0
votes

I'm trying to deploy a Google Apps Script as a web app, but while I have no problem doing GET requests, I'm having trouble with POST requests.

My code is very simple:

function doGet(request) {
    var result = JSON.stringify({ data: 'Thanks, I received the GET request' });
    return ContentService.createTextOutput(result).setMimeType(ContentService.MimeType.JSON);
}

function doPost(request) {
    var result = JSON.stringify({ data: 'Thanks, I received the POST request' });
    return ContentService.createTextOutput(result).setMimeType(ContentService.MimeType.JSON);
}

I deployed the web app with "Execute the app as: Me" and "Who has access to the app: Anyone, even anonymous". Every time I do some change I re-deploy it with a new version ("Project version: New").

After publishing, my curl GET request works perfectly:

> curl -L https://script.google.com/macros/s/$SCRIPT_ID/exec
{"data":"Thanks, I received the GET request"}

However, my POST request (curl -L -XPOST https://script.google.com/macros/s/$SCRIPT_ID/exec) just shows me a generic Google HTML page saying "Sorry, unable to open the file at this time.

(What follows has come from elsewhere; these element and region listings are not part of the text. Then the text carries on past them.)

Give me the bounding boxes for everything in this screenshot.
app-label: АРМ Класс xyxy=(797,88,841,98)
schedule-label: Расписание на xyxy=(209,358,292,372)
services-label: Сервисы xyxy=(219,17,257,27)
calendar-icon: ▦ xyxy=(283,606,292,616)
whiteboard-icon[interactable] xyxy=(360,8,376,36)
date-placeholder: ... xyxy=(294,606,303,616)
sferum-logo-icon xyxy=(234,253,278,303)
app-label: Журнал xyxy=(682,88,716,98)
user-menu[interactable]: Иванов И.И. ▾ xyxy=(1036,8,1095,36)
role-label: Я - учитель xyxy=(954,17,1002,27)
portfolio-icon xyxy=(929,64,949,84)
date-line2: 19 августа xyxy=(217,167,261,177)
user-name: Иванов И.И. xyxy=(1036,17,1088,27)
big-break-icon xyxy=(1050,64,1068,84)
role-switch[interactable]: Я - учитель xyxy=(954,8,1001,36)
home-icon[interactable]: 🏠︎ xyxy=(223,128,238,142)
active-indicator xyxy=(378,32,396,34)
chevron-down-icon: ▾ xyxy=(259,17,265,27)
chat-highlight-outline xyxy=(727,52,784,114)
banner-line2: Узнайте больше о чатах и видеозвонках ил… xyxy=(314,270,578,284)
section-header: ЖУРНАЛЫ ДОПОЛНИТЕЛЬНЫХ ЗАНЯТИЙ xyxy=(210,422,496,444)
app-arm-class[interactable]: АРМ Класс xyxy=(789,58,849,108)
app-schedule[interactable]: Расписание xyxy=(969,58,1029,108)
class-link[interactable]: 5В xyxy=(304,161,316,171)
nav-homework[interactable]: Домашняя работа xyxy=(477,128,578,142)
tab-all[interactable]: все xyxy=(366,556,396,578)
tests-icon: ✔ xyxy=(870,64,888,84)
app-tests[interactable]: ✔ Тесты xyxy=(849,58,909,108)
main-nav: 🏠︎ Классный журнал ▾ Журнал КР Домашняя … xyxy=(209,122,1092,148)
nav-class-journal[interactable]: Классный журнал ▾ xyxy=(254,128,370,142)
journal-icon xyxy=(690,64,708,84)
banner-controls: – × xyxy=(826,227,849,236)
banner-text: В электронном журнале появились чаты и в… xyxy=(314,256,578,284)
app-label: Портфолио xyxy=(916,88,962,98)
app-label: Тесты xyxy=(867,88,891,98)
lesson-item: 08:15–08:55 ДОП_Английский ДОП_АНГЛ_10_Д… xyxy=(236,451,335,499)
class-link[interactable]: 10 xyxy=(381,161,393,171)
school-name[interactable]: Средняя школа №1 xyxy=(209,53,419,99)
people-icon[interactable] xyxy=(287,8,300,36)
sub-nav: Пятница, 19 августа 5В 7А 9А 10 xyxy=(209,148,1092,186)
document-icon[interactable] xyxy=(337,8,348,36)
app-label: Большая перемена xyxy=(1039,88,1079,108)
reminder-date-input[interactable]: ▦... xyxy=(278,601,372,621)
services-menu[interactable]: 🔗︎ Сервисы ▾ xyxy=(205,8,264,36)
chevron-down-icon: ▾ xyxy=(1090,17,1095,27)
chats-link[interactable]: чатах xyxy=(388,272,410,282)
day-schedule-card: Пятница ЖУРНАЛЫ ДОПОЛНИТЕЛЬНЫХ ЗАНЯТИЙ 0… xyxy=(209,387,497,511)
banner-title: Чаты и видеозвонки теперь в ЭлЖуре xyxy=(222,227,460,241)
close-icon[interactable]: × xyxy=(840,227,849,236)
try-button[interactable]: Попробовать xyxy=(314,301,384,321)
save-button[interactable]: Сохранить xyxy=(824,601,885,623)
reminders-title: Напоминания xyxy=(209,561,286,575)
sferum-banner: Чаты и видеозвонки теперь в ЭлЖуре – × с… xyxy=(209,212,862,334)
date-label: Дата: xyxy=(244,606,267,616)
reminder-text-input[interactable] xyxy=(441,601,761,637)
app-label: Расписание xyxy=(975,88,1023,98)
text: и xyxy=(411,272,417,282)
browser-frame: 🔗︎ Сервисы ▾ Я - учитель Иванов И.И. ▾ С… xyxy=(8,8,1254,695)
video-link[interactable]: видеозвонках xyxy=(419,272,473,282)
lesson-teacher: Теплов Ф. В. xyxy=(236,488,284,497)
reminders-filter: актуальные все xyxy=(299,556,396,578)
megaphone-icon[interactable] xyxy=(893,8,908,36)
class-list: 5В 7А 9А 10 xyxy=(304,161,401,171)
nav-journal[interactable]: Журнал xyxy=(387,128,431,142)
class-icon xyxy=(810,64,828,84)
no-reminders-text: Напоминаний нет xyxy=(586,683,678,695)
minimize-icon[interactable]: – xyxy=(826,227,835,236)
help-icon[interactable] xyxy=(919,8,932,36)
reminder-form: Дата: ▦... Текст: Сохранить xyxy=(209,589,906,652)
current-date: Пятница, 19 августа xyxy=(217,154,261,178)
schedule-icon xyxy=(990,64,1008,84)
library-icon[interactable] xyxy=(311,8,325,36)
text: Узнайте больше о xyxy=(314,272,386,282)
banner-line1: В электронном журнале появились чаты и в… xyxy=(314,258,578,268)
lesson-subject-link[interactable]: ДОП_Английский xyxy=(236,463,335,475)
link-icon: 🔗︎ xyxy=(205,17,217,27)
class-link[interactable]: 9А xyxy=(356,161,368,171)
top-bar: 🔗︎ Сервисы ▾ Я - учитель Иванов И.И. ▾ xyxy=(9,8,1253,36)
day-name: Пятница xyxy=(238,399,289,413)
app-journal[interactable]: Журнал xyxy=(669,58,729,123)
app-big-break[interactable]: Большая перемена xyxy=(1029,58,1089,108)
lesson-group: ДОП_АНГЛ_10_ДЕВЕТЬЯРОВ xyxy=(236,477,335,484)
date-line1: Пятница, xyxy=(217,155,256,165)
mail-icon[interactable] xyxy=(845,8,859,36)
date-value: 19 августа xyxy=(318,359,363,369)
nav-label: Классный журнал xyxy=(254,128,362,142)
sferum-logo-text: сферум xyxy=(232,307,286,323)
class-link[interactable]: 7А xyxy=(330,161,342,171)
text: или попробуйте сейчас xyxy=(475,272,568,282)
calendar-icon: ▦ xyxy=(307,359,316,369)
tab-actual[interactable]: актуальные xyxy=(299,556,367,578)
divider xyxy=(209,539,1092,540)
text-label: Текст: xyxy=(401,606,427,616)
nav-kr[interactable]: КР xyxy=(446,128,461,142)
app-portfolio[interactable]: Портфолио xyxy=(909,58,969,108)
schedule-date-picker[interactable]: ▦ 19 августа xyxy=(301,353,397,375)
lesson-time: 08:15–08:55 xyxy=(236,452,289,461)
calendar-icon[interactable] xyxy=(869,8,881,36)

Please check the address and try again".

I tried sending some data and providing a content type, but nothing changed. I also tried changing the output type to just ContentService.createTextOutput("OK"), but it didn't work either. Curiously, deleting doPost changes the error message to "Script function not found: doPost" as expected. If it makes any difference, this script is attached to a Google spreadsheet.

Are there any special permissions I need to give to the script for POST requests specifically?

1
In the case which uses POST method for Web Apps, when the curl command is used with -XPOST, such error occurs. In this case, POST method is run using -d "" instead of -XPOST. Namely, please test curl -L -d "" https://script.google.com/macros/s/$SCRIPT_ID/exec . The request body is the same between -XPOST and -d "". But the result is different. If this didn't resolve your issue. I apologize. - Tanaike
This solved the issue! And today I learned one new thing: even though curl helpfully says "Unnecessary use of -X or --request, POST is already inferred" when I do a request with -XPOST and a payload, its behavior is different in the presence of redirects. -XPOST forces all subsequent requests after a redirect to be made using POST. On the other hand, if we don't specify -XPOST, subsequent requests after the first POST are made as GET requests. I don't know if this is intended behavior, but it's certainly unintuitive. Thank you for the help, Tanaike! - Rui Gonçalves
Thank you for replying. I'm glad your issue was resolved. When your issue was resolved, can you post it as an answer and accept it? By this, it will be useful other users who have the same issue. - Tanaike
Done. Thanks again! - Rui Gonçalves
Thank you for your response. I upvote it. - Tanaike

1 Answers

2
votes

It seems that the problem was with my usage of curl, on subtle differences between using -XPOST and not using it. As suggested by Tanaike, changing from:

curl -L -XPOST https://script.google.com/macros/s/$SCRIPT_ID/exec

to

curl -L -d '' https://script.google.com/macros/s/$SCRIPT_ID/exec

Solved the issue. Even though curl helpfully says "Unnecessary use of -X or --request, POST is already inferred" when I do a request with -XPOST and a payload, its behavior is different in the presence of redirects. -XPOST forces all subsequent requests after a redirect to be made using POST as a method. On the other hand, if I don't specify -XPOST, the requests after the first POST are made as GET requests. I don't know if this is curl's intended behavior, but it's certainly unintuitive.